As tensions between the U.S., Israel, and Iran fuel volatility in global financial markets, large-scale trades were executed in the crude oil futures market just before U.S. President Donald Trump mentioned the possibility of negotiations with Iran. The trades are drawing heightened suspicion amid a pattern of unusual trading activity repeatedly detected ahead of major U.S. government policy announcements, fueling broader concerns over potential insider trading.
According to the Financial Times on the 23rd (local time), approximately 6,200 Brent crude and West Texas Intermediate (WTI) futures contracts were traded between 6:49 a.m. and 6:50 a.m. Eastern Time. Based on Bloomberg data, the contracts are estimated to be worth approximately $580 million (about 870 billion won).
Notably, the trades were concentrated roughly 15 minutes before Trump posted on his social media platform Truth Social that there had been "productive talks" with Iran. Trump published the post at 7:04 a.m., after which selling pressure rapidly spread across global energy markets. The FT reported that "trading volume surged with just 27 seconds to go before 6:50 a.m." and that "it has not been established whether this was the action of a single entity or the simultaneous movement of multiple market participants."
Industry participants are raising significant questions. A market strategist at a U.S. brokerage said, "It is not easy to prove causation, but questions are bound to be raised about who had the incentive to aggressively sell futures 15 minutes before Trump's post went up." A hedge fund manager also said, "In 25 years of watching markets, this is a highly unusual pattern," adding, "It is difficult to explain trading of this scale on a Monday morning when there were no scheduled events such as major economic data releases or Federal Reserve officials' remarks." The manager added, "As a result, someone may have reaped substantial profits."
The case is amplifying market suspicions as large-scale trades have been repeatedly detected around U.S. policy announcements in recent months. Earlier, a user on the prediction market Polymarket attracted attention for placing a roughly $34,000 bet that "the U.S. would invade Venezuela by January." Because the bet was placed just before the arrest of Venezuelan President Nicolás Maduro, suspicions were raised that insider information from the Trump administration may have been used.

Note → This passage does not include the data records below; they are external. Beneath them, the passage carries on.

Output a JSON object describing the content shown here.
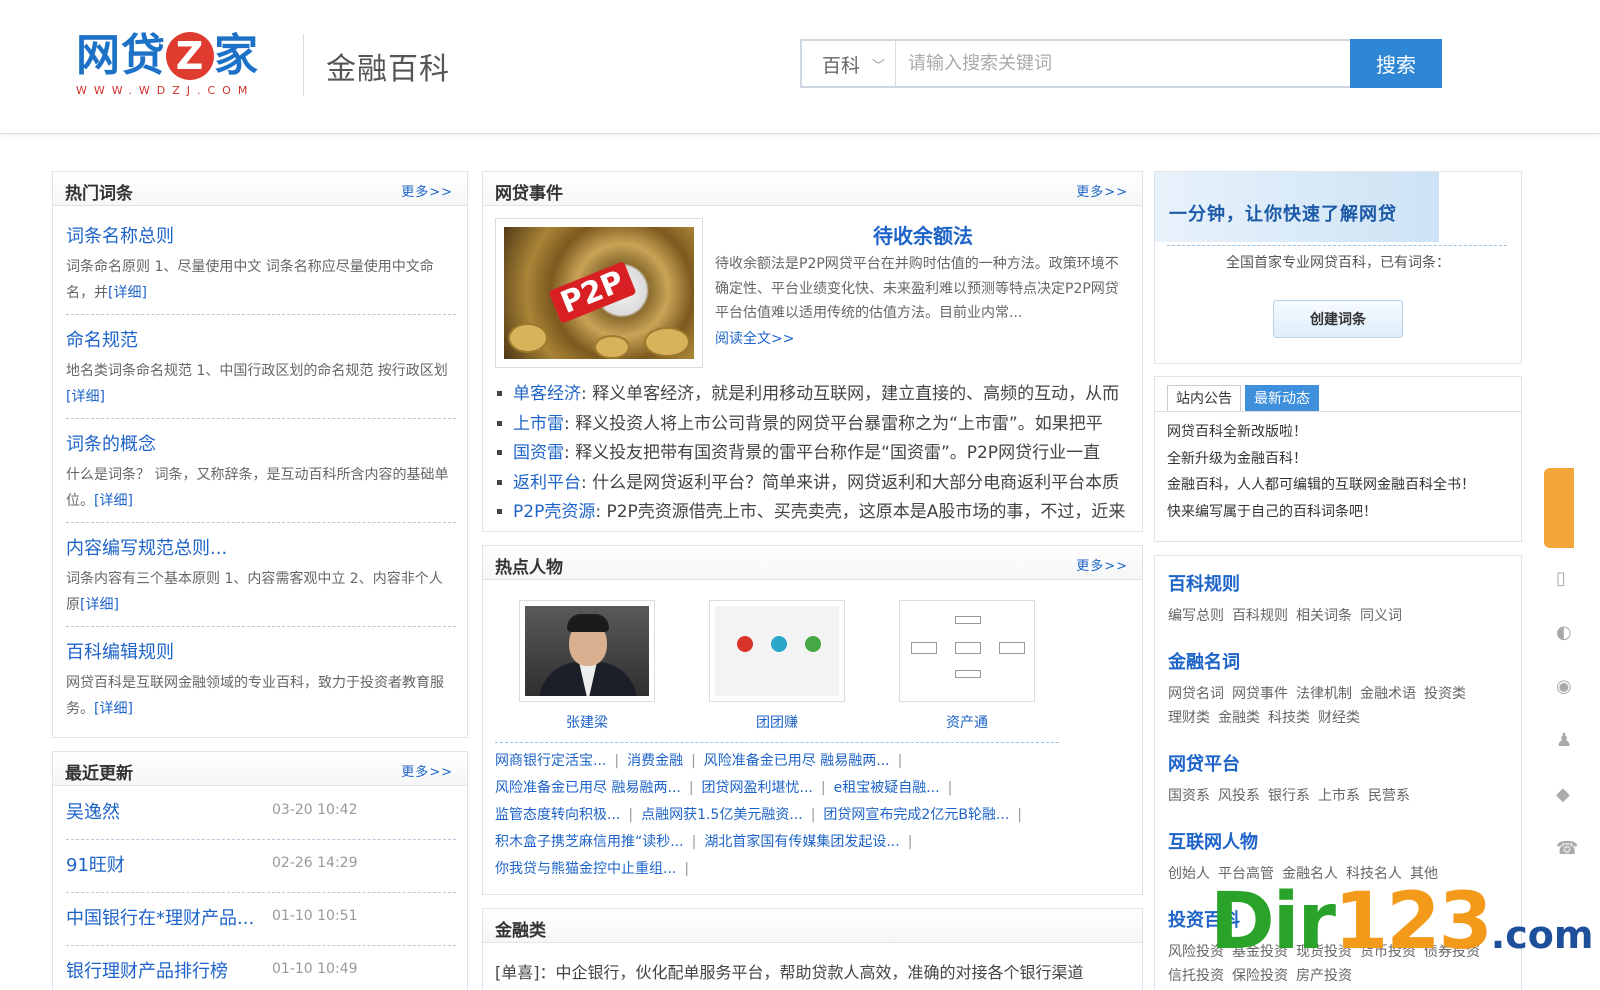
{
  "header": {
    "logo_text_a": "网贷",
    "logo_text_z": "Z",
    "logo_text_b": "家",
    "logo_domain": "WWW.WDZJ.COM",
    "page_title": "金融百科",
    "search": {
      "category": "百科",
      "placeholder": "请输入搜索关键词",
      "button": "搜索"
    }
  },
  "hot_entries": {
    "title": "热门词条",
    "more": "更多>>",
    "items": [
      {
        "title": "词条名称总则",
        "desc": "词条命名原则 1、尽量使用中文 词条名称应尽量使用中文命名，并",
        "detail": "[详细]"
      },
      {
        "title": "命名规范",
        "desc": "地名类词条命名规范 1、中国行政区划的命名规范 按行政区划",
        "detail": "[详细]"
      },
      {
        "title": "词条的概念",
        "desc": "什么是词条？ 词条，又称辞条，是互动百科所含内容的基础单位。",
        "detail": "[详细]"
      },
      {
        "title": "内容编写规范总则...",
        "desc": "词条内容有三个基本原则 1、内容需客观中立 2、内容非个人原",
        "detail": "[详细]"
      },
      {
        "title": "百科编辑规则",
        "desc": "网贷百科是互联网金融领域的专业百科，致力于投资者教育服务。",
        "detail": "[详细]"
      }
    ]
  },
  "recent": {
    "title": "最近更新",
    "more": "更多>>",
    "items": [
      {
        "name": "吴逸然",
        "time": "03-20 10:42"
      },
      {
        "name": "91旺财",
        "time": "02-26 14:29"
      },
      {
        "name": "中国银行在*理财产品...",
        "time": "01-10 10:51"
      },
      {
        "name": "银行理财产品排行榜",
        "time": "01-10 10:49"
      }
    ]
  },
  "events": {
    "title": "网贷事件",
    "more": "更多>>",
    "image_label": "P2P",
    "feature_title": "待收余额法",
    "feature_desc": "待收余额法是P2P网贷平台在并购时估值的一种方法。政策环境不确定性、平台业绩变化快、未来盈利难以预测等特点决定P2P网贷平台估值难以适用传统的估值方法。目前业内常...",
    "feature_more": "阅读全文>>",
    "news": [
      {
        "term": "单客经济",
        "text": ": 释义单客经济，就是利用移动互联网，建立直接的、高频的互动，从而"
      },
      {
        "term": "上市雷",
        "text": ": 释义投资人将上市公司背景的网贷平台暴雷称之为“上市雷”。如果把平"
      },
      {
        "term": "国资雷",
        "text": ": 释义投友把带有国资背景的雷平台称作是“国资雷”。P2P网贷行业一直"
      },
      {
        "term": "返利平台",
        "text": ": 什么是网贷返利平台？简单来讲，网贷返利和大部分电商返利平台本质"
      },
      {
        "term": "P2P壳资源",
        "text": ": P2P壳资源借壳上市、买壳卖壳，这原本是A股市场的事，不过，近来"
      }
    ]
  },
  "people": {
    "title": "热点人物",
    "more": "更多>>",
    "items": [
      {
        "name": "张建梁"
      },
      {
        "name": "团团赚"
      },
      {
        "name": "资产通"
      }
    ],
    "links": [
      [
        "网商银行定活宝...",
        "消费金融",
        "风险准备金已用尽 融易融两..."
      ],
      [
        "风险准备金已用尽 融易融两...",
        "团贷网盈利堪忧...",
        "e租宝被疑自融..."
      ],
      [
        "监管态度转向积极...",
        "点融网获1.5亿美元融资...",
        "团贷网宣布完成2亿元B轮融..."
      ],
      [
        "积木盒子携芝麻信用推“读秒...",
        "湖北首家国有传媒集团发起设..."
      ],
      [
        "你我贷与熊猫金控中止重组..."
      ]
    ]
  },
  "finance": {
    "title": "金融类",
    "first_line": "[单喜]：中企银行，伙化配单服务平台，帮助贷款人高效，准确的对接各个银行渠道"
  },
  "intro": {
    "banner": "一分钟，让你快速了解网贷",
    "text": "全国首家专业网贷百科，已有词条：",
    "button": "创建词条"
  },
  "announce": {
    "tabs": [
      "站内公告",
      "最新动态"
    ],
    "lines": [
      "网贷百科全新改版啦！",
      "全新升级为金融百科！",
      "金融百科，人人都可编辑的互联网金融百科全书！",
      "快来编写属于自己的百科词条吧！"
    ]
  },
  "categories": [
    {
      "title": "百科规则",
      "items": [
        "编写总则",
        "百科规则",
        "相关词条",
        "同义词"
      ]
    },
    {
      "title": "金融名词",
      "items": [
        "网贷名词",
        "网贷事件",
        "法律机制",
        "金融术语",
        "投资类",
        "理财类",
        "金融类",
        "科技类",
        "财经类"
      ]
    },
    {
      "title": "网贷平台",
      "items": [
        "国资系",
        "风投系",
        "银行系",
        "上市系",
        "民营系"
      ]
    },
    {
      "title": "互联网人物",
      "items": [
        "创始人",
        "平台高管",
        "金融名人",
        "科技名人",
        "其他"
      ]
    },
    {
      "title": "投资百科",
      "items": [
        "风险投资",
        "基金投资",
        "现货投资",
        "货币投资",
        "债券投资",
        "信托投资",
        "保险投资",
        "房产投资"
      ]
    }
  ],
  "watermark": {
    "d": "Dir",
    "n": "123",
    "c": ".com"
  }
}
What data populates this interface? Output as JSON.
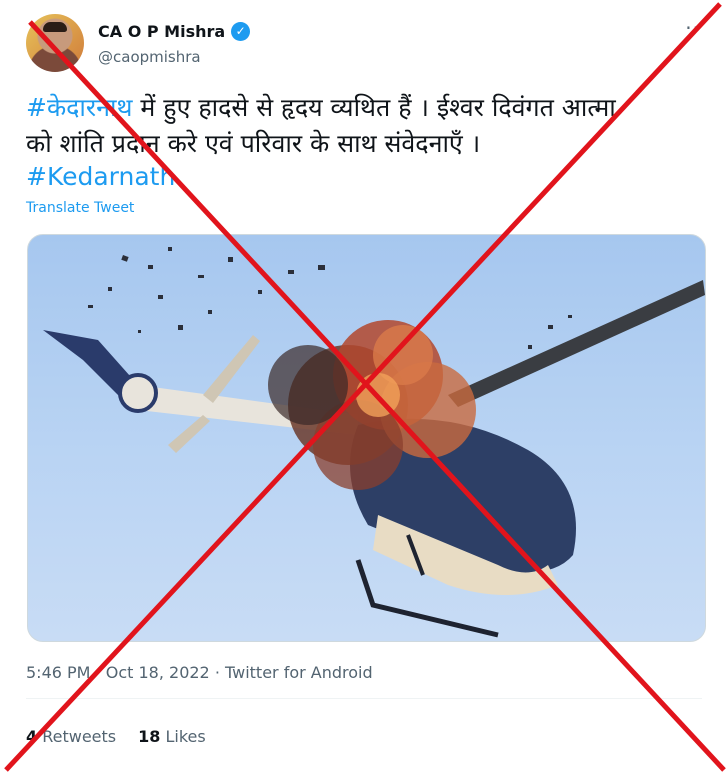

However, some caution against over-interpreting the situation. Tim Sherrow, head of derivatives at energy consultancy Energy Aspects, said, "The trading volume was larger than usual for that time of day, but it is difficult to call it excessive," adding, "It is not easy to establish a single causal link from individual circumstances." He continued, "Over the past few weeks, there has been a significant inflow of capital into the Brent futures and options markets, and most investors were holding long positions," adding, "When positions are skewed in one direction like this, even a small trigger can cause prices to move sharply."